Applying panels to sized data is required for consistent allele calls and accurate calculation of peak ratios. Panels are XML files that contain information on all fragments that may result from the PCR reactions. ChimeRMarker® software uses two types of panels: Genotyping Panels and Chimertyping Panels.

Genotyping panels determine the allele calls of recipient and donor. Panels for commercial Human Identity kits are pre-loaded in ChimeRMarker software, or if custom primer sets are used, the Panel Editor allows rapid creation of genotyping panels.

Case-specific Chimertyping Panels are based on the allele calls of the recipient and donor(s) and are made automatically in the Panel Editor. Once made they can be applied to all later samples for that case, providing accuracy and time savings to longitudinal monitoring for engraftment. The Chimertyping panel enables ChimeRMarker software to automatically designate donor, recipient and shared peaks in post BMT samples.
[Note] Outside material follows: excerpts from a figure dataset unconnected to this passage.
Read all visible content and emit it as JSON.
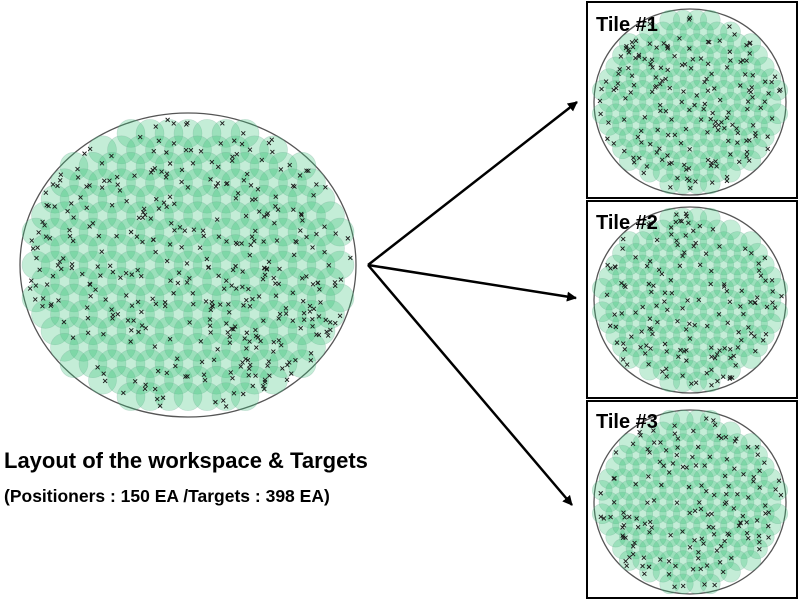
{
  "workspace": {
    "caption_title": "Layout of the workspace & Targets",
    "caption_detail": "(Positioners : 150 EA /Targets : 398 EA)"
  },
  "tiles": [
    {
      "label": "Tile #1"
    },
    {
      "label": "Tile #2"
    },
    {
      "label": "Tile #3"
    }
  ],
  "colors": {
    "patrol_fill": "#3cc47a",
    "target_mark": "#1a1a1a",
    "boundary": "#555555",
    "arrow": "#000000"
  }
}
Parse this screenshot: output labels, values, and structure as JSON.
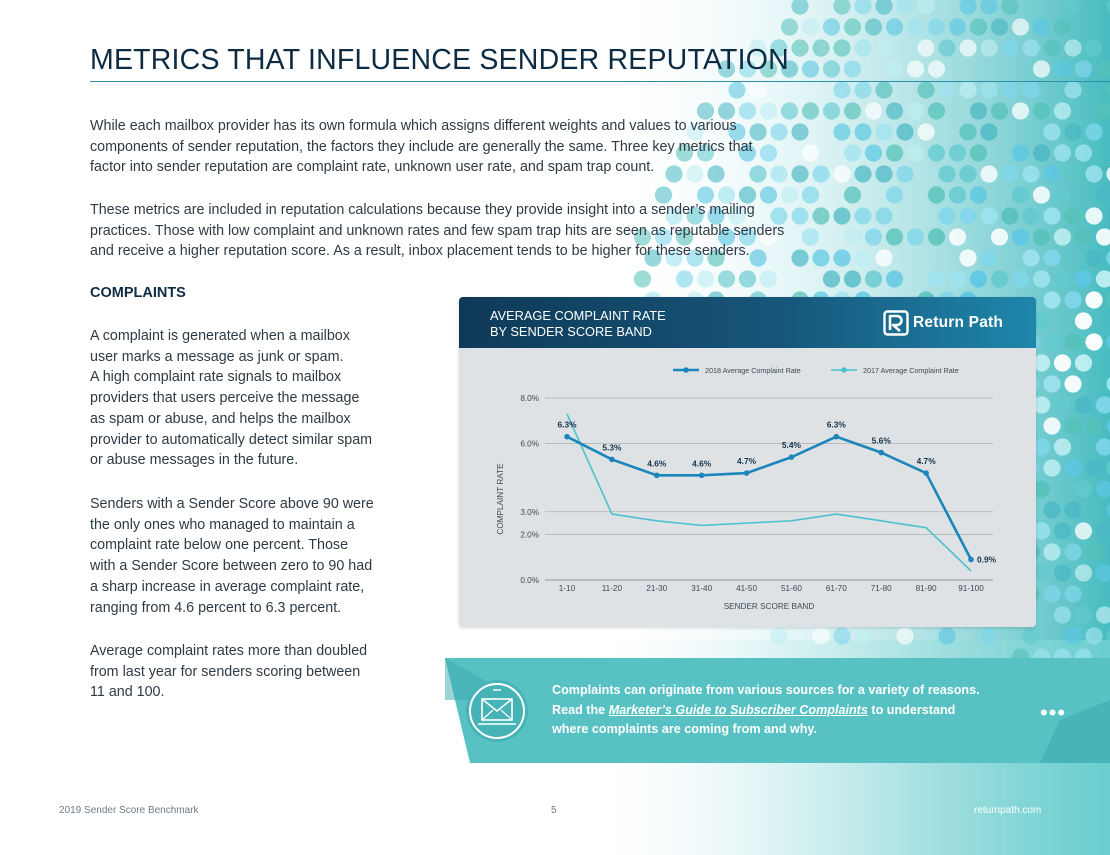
{
  "page": {
    "title": "METRICS THAT INFLUENCE SENDER REPUTATION",
    "intro": [
      [
        "While each mailbox provider has its own formula which assigns different weights and values to various",
        "components of sender reputation, the factors they include are generally the same. Three key metrics that",
        "factor into sender reputation are complaint rate, unknown user rate, and spam trap count."
      ],
      [
        "These metrics are included in reputation calculations because they provide insight into a sender’s mailing",
        "practices. Those with low complaint and unknown rates and few spam trap hits are seen as reputable senders",
        "and receive a higher reputation score. As a result, inbox placement tends to be higher for these senders."
      ]
    ],
    "section_heading": "COMPLAINTS",
    "left_paragraphs": [
      [
        "A complaint is generated when a mailbox",
        "user marks a message as junk or spam.",
        "A high complaint rate signals to mailbox",
        "providers that users perceive the message",
        "as spam or abuse, and helps the mailbox",
        "provider to automatically detect similar spam",
        "or abuse messages in the future."
      ],
      [
        "Senders with a Sender Score above 90 were",
        "the only ones who managed to maintain a",
        "complaint rate below one percent. Those",
        "with a Sender Score between zero to 90 had",
        "a sharp increase in average complaint rate,",
        "ranging from 4.6 percent to 6.3 percent."
      ],
      [
        "Average complaint rates more than doubled",
        "from last year for senders scoring between",
        "11 and 100."
      ]
    ]
  },
  "card": {
    "title_lines": [
      "AVERAGE COMPLAINT RATE",
      "BY SENDER SCORE BAND"
    ],
    "logo_text": "Return Path",
    "logo_icon": "return-path-logo-icon"
  },
  "chart_data": {
    "type": "line",
    "title": "AVERAGE COMPLAINT RATE BY SENDER SCORE BAND",
    "categories": [
      "1-10",
      "11-20",
      "21-30",
      "31-40",
      "41-50",
      "51-60",
      "61-70",
      "71-80",
      "81-90",
      "91-100"
    ],
    "series": [
      {
        "name": "2018 Average Complaint Rate",
        "color": "#1a86bb",
        "values": [
          6.3,
          5.3,
          4.6,
          4.6,
          4.7,
          5.4,
          6.3,
          5.6,
          4.7,
          0.9
        ],
        "labels": [
          "6.3%",
          "5.3%",
          "4.6%",
          "4.6%",
          "4.7%",
          "5.4%",
          "6.3%",
          "5.6%",
          "4.7%",
          "0.9%"
        ]
      },
      {
        "name": "2017 Average Complaint Rate",
        "color": "#4cc1cf",
        "values": [
          7.3,
          2.9,
          2.6,
          2.4,
          2.5,
          2.6,
          2.9,
          2.6,
          2.3,
          0.4
        ],
        "labels": []
      }
    ],
    "y_ticks": [
      0,
      2,
      3,
      6,
      8
    ],
    "y_tick_labels": [
      "0.0%",
      "2.0%",
      "3.0%",
      "6.0%",
      "8.0%"
    ],
    "ylim": [
      0,
      8
    ],
    "xlabel": "SENDER SCORE BAND",
    "ylabel": "COMPLAINT RATE",
    "grid": true,
    "legend": "top-right"
  },
  "banner": {
    "line1": "Complaints can originate from various sources for a variety of reasons.",
    "line2_pre": "Read the ",
    "link_text": "Marketer’s Guide to Subscriber Complaints",
    "line2_post": " to understand",
    "line3": "where complaints are coming from and why.",
    "icon": "email-envelope-icon",
    "more_icon": "more-dots-icon",
    "more_text": "•••"
  },
  "footer": {
    "left": "2019 Sender Score Benchmark",
    "page_number": "5",
    "right": "returnpath.com"
  },
  "colors": {
    "title": "#0d2c44",
    "teal": "#5cc3c6",
    "line_2018": "#1a86bb",
    "line_2017": "#4cc1cf",
    "header_dark": "#0f3a57"
  }
}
Panel files (including Identifiler®, GlobalFiler™ 6-Dye™, PowerPlex®16, PowerPlex®ESI, GenePrint® 24, PowerPlex®Fusion 5 and 6 Dye, Investigator®24Plex) and size standards (including GeneScan™500-GS600 and Internal Lane Standard ILS500-ILS600) are pre-loaded in ChimeRMarker software. Filtering parameters of each locus can be customized in the panel editor, including: Minimum Heterozygous and Homozygous RFUs for Analytical Range and Stochastic Ranges, and percentages for Heterozygous Imbalance and Stutter. Size call quality is confirmed with linear plots for each file and quality statistics for disabled fragments, as is recommended for GeneScan™500LIZ®, and options to save or print the Sizing Quality Report. ChimeRMarker software imports files from all ABI®PRISM, SeqStudio, and Promega Spectrum Compact CE Systems.

Genotyping Panel

Figure 1: Genotyping panel contains all fragments that may result from the PCR and contains several quality flagging parameters that increase accuracy of allele calls.

Chimertyping Panel

Figure 2: Chimertyping panel, which is case specific, identifies the origin (donor, recipient or shared) of each peak.